Le Pédiluve ‒ Graded Exposure to Feet de l’artiste illustrateur Olivier Spinewine perce l’univers du dessin contemporain belge, en nous offrant plus de 80 vues inédites de la seule structure anatomique qui est perpendiculaire à notre corps (au repos) !
Imaginez des pieds… flexibles, solides, saignants, humides, goutteux, fourchus, levés, fatigués, curieux, impertinents, espiègles, angoissés, morbides, alloooongés, courts, embrochés, coupés, tordus, maigres, carrés, déguisés, érogènes, bizarroïdes, froids, nerveux, en sueur, secs, entrelacés, anguleux, démesurés, énervés, palmés, déformés, séduisants, sexualisés, rebutants, rejetés, effilés, fins, gonflés, éclectiques, jolis, uniques...
Imaginez des pieds !
Et ce n’est qu’un brève carrousel de ce que l’on peut observer en images en feuilletant le Pédiluve , le dernier livre illustré d’Olivier Spinewine, artiste belge, professeur à l’ESA Saint Luc et à l’ISPG à Bruxelles. Publication issue de l’exposition qui s’est tenue de mars à avril 2022 au Clignoteur sur la Place de la Vieille Halle aux Blés, au centre-ville Bruxellois.
L’ouvrage est publié par Lustre, maison d’édition initiée par l’artiste, lequel compte parmi ses précédents ouvrages Clair Soleil paru à la Cinquième Couche (2005), Nibiapa (2010), Corso à contre-main (CFC-Editions, 2020). Il est aussi créateur du projet photographique Villevue (2022) en collaboration avec l’artiste Jiacinto Branducci, présenté en parallèle du projet le Pédiluve au Clignoteur.
Dans le Pédiluve ‒ Graded Exposure to Feet , l’artiste propose un voyage graphique inédit, en se consacrant à la partie du corps humain qui n’a malheureusement pas une place d’honneur dans l’art de la représentation. Autant les mains ont été considérées pendant des siècles comme les structures anatomiques les plus difficiles à représenter en forme bidimensionnelle, en dessin et en peinture, les mêmes préoccupations n’ont pas été transmises aux pieds .
Olivier Spinewine ne confère pas à ce sujet pictural l’allure d’une perfection anatomique ‒ qui peut se traduire en dessin par un geste banal s’il se veut universel ‒, mais il nous livre plus de 80 dessins uniques de pieds uniques . Ils sont représentés dans toutes les circonstances dont ils sont, même à notre insu, protagonistes, et dans toutes les situations dans lesquelles ils se voient vifs et vivants.

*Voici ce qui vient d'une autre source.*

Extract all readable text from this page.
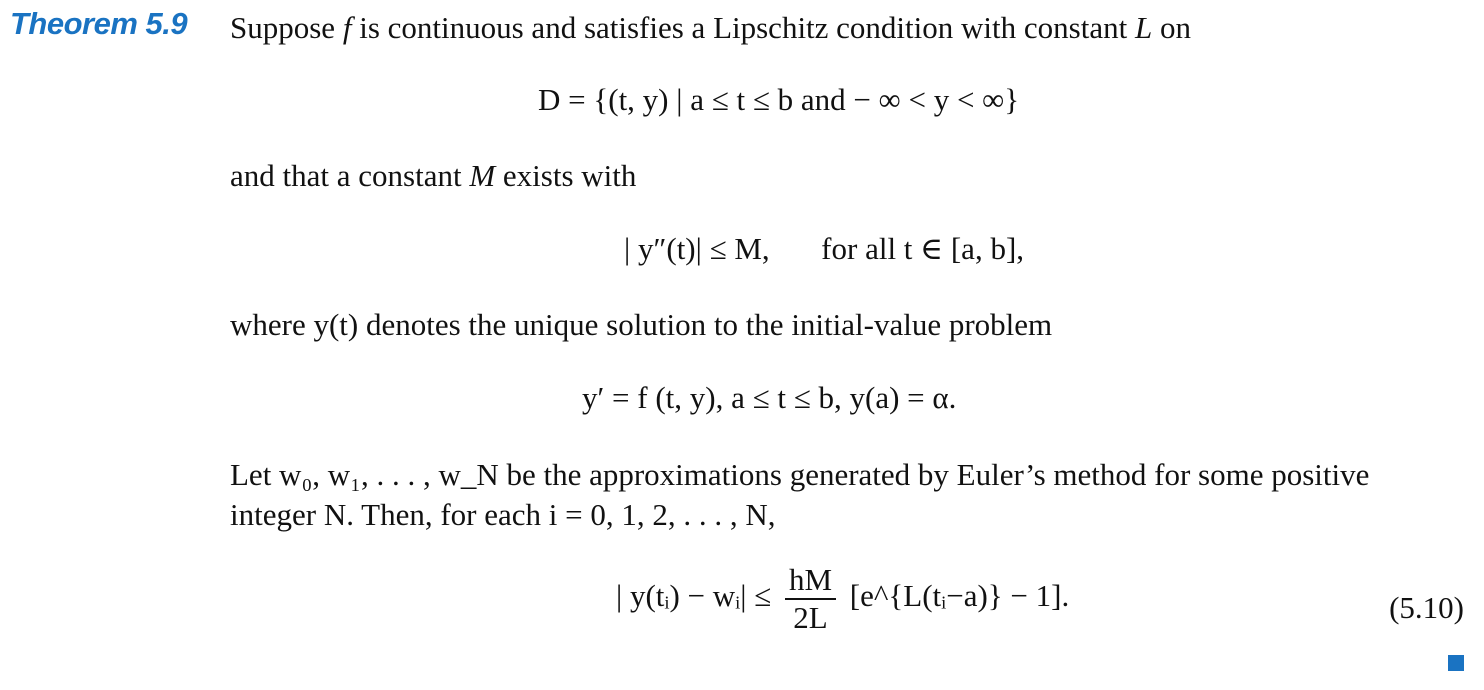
Theorem 5.9 Suppose f is continuous and satisfies a Lipschitz condition with constant L on
D = {(t, y) | a ≤ t ≤ b and − ∞ < y < ∞}
and that a constant M exists with
| y″(t)| ≤ M, for all t ∈ [a, b],
where y(t) denotes the unique solution to the initial-value problem
y′ = f (t, y), a ≤ t ≤ b, y(a) = α.
Let w₀, w₁, . . . , w_N be the approximations generated by Euler’s method for some positive
integer N. Then, for each i = 0, 1, 2, . . . , N,
| y(tᵢ) − wᵢ| ≤ $\frac{hM}{2L}$ [e^{L(tᵢ−a)} − 1].	(5.10)
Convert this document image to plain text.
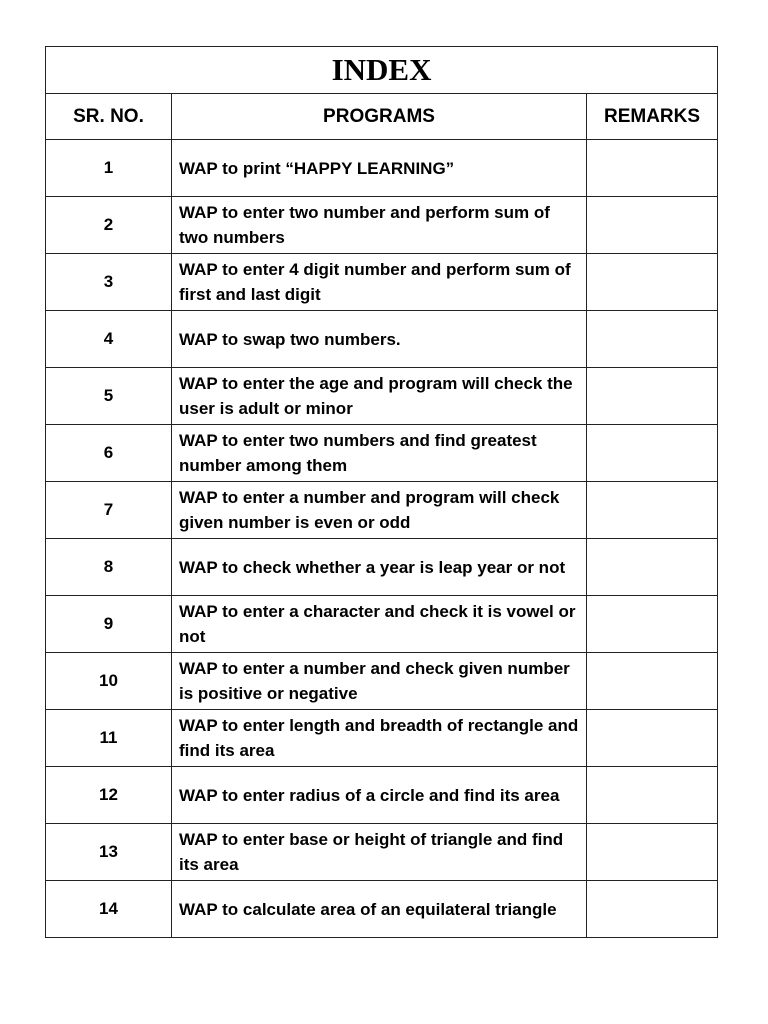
INDEX		
SR. NO.	PROGRAMS	REMARKS
1	WAP to print “HAPPY LEARNING”	
2	WAP to enter two number and perform sum of two numbers	
3	WAP to enter 4 digit number and perform sum of first and last digit	
4	WAP to swap two numbers.	
5	WAP to enter the age and program will check the user is adult or minor	
6	WAP to enter two numbers and find greatest number among them	
7	WAP to enter a number and program will check given number is even or odd	
8	WAP to check whether a year is leap year or not	
9	WAP to enter a character and check it is vowel or not	
10	WAP to enter a number and check given number is positive or negative	
11	WAP to enter length and breadth of rectangle and find its area	
12	WAP to enter radius of a circle and find its area	
13	WAP to enter base or height of triangle and find its area	
14	WAP to calculate area of an equilateral triangle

Le résultat constitue un livre grand format aux couleurs pastel, douces bien qu’étranges, dans lequel figurent, en pleines pages, les dessins individuels mêlant techniques au stylo, à l'aquarelle, au pastel et au crayon. Un dessin linéaire et nerveux, qui suit l’objet de vénération le plus oublié de l’histoire humaine. Nous y admirons en série des pieds qui jouent, qui s’imposent, qui marchent, qui trébuchent, qui dansent, qui séduisent, qui transmettent les vibrations, qui rejettent. Des pieds nus sur la terre.
Dans cet éloge anatomique et formel du pied, qui ternit la primauté graphique de la main, la sensation est celle d’apprendre une nouvelle intelligence. Une intelligence qui se situe à l’autre extrême de notre cerveau, mais qui nous livre des expériences émotionnelles, sensuelles, de jeu, de marche, de vie.
De ce recueil, nous apprécions le nouveau regard que nous portons sur le pied, portion de corps qui a toujours été conçue comme « mesure » du monde, moteur d’une première connaissance terrestre et moteur de nos pas. Si le but était de nous sensibiliser, cet ouvrage perce l’objectif, et nous chatouille dans nos parties plus sensibles et ‒ encore ‒ obscures.
Enfin, éloge aux pieds qui, depuis des millénaires, soutiennent le « poids » des êtres humains.